Whether a shared decision model is actually used during a consultation depends on several factors. Some of these factors can ease the implementation of the model and some can be seen as barriers to implementation. Researchers have tried to identify these factors. A systematic review done by Gravel, Légaré, and Graham (2006) showed that time constraints, lack of applicability due to patient characteristics and lack of applicability due to the clinical situation are barriers most often reported on. Three facilitators for the shared decision-making approach often found in literature are provider motivation, positive impact on the clinical process and positive impact on patient outcomes. To see whether shared decision-making is applicable in rehabilitation healthcare, a second research question was formulated, asking how physiatrists view the applicability of shared decision-making in the rehabilitation healthcare and which barriers and facilitators they encounter.
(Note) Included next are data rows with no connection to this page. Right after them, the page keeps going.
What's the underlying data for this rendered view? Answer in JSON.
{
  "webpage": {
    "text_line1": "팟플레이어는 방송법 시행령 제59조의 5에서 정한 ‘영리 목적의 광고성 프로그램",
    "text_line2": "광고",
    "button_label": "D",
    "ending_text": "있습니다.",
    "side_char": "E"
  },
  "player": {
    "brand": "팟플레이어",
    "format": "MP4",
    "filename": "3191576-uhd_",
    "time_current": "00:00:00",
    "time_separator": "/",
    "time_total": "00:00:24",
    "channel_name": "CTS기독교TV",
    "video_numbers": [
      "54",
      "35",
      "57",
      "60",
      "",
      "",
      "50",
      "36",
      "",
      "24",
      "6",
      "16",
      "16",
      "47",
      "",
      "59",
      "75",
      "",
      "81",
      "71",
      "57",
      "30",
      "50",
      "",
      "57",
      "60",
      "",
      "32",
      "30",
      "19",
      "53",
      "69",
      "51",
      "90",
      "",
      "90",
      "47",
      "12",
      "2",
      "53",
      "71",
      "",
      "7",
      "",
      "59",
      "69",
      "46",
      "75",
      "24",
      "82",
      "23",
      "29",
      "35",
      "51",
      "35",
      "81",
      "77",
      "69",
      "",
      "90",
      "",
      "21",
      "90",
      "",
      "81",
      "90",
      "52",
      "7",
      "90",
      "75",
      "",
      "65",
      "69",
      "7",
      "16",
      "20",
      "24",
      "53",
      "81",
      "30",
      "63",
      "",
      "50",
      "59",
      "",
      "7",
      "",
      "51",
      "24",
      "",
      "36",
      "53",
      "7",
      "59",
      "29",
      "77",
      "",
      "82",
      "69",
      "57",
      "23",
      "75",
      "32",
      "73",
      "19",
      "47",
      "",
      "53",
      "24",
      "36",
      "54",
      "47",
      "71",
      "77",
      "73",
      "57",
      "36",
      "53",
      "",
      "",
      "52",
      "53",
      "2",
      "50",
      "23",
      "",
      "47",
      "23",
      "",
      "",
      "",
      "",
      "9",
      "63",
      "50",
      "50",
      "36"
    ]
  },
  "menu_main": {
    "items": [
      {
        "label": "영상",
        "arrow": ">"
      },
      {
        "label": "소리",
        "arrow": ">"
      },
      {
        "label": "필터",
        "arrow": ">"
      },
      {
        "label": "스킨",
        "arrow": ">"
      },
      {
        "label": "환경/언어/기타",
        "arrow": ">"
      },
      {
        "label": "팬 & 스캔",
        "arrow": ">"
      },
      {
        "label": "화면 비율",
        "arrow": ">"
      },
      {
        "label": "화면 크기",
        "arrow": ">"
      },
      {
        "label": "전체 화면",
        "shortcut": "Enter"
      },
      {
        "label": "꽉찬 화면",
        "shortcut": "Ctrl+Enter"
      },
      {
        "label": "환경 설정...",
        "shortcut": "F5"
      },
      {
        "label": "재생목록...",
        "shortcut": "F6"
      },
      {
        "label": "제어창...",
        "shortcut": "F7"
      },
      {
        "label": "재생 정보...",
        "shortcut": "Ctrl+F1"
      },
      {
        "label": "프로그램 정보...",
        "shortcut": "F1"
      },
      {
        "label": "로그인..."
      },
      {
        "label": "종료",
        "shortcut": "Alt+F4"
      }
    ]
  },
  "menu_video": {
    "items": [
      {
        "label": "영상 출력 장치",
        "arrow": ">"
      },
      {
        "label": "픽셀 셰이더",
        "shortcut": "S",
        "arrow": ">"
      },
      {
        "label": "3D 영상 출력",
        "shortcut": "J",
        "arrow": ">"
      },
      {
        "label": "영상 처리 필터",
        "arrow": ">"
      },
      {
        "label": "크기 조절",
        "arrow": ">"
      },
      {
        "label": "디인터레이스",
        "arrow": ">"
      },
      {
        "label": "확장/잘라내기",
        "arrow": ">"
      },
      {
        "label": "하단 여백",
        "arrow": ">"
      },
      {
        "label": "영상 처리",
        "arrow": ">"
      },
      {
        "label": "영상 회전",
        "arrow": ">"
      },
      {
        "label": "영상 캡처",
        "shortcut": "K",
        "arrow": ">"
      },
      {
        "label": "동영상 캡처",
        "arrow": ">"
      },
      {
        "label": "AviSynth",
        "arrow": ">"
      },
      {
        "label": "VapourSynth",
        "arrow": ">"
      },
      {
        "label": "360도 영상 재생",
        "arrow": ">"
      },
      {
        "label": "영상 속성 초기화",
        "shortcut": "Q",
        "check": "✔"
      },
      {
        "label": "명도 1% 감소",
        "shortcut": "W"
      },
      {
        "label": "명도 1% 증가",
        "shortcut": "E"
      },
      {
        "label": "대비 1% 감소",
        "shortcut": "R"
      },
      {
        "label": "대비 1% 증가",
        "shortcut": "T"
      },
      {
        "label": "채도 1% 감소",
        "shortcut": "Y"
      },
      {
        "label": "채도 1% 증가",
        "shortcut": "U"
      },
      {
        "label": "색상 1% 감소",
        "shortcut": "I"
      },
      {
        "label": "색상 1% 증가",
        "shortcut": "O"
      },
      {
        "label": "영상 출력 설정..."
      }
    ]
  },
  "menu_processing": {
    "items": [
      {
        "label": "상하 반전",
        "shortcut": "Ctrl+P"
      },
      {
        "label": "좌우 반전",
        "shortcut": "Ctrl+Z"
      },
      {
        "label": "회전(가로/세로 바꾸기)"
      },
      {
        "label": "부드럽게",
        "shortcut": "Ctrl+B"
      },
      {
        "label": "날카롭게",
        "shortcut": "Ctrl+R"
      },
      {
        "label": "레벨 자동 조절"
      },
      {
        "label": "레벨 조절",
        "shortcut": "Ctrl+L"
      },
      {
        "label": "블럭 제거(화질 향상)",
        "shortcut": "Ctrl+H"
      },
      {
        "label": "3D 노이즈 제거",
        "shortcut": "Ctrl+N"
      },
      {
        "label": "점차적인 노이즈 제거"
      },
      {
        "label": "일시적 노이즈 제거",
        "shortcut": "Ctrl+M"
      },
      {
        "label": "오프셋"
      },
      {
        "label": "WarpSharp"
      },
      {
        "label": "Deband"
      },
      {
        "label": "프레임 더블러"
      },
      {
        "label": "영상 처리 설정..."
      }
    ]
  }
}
This study also tried to find out whether the attitude of physiatrists towards shared decision-making is influenced by characteristics of the work setting or physician’s characteristics, making up the third research question. Considering the work setting, physiatrists might have a more negative attitude towards shared decision-making when they see many patients each week, since dealing with many patients may leave little room for an elaborate decision-making technique. This may also be the case when the duration of a consultation is limited. Perhaps physiatrists working in different healthcare centres show differences in their opinion on shared decision-making. No great differences in appropriateness of the model for a hospital setting and a rehabilitation centre are expected at forehand however.

Research by Edwards, and Elwyn (2004) showed that female participants showed a more positive attitude change towards using a patient centred approach after training in shared decision-making skills than did male participants. A meta-analytic review on physician gender effects in medical communication by Roter, Hall, & Aoki (2002) revealed that female physicians engage in significantly more active partnership behaviours. No gender differences were evident in the amount of biomedical information giving, according to this review. Based on these findings it was expected to find female physiatrists to hold more positive attitudes towards patient centred approaches.

As a patient centred approach has gained more ground in recent years, the physiatrist’s age and years in practice may also influence his or her view on shared decision-making. Younger physiatrists and those who graduated more recently may therefore be more familiar and comfortable with the shared decision-making approach. It was also expected that physiatrists working primarily with patients who suffered a CVA or traumatic brain injury would hold a more negative attitude towards shared decision-making or models with great patient involvement in general, since cognitive impairments may limit patient’s ability to make decisions.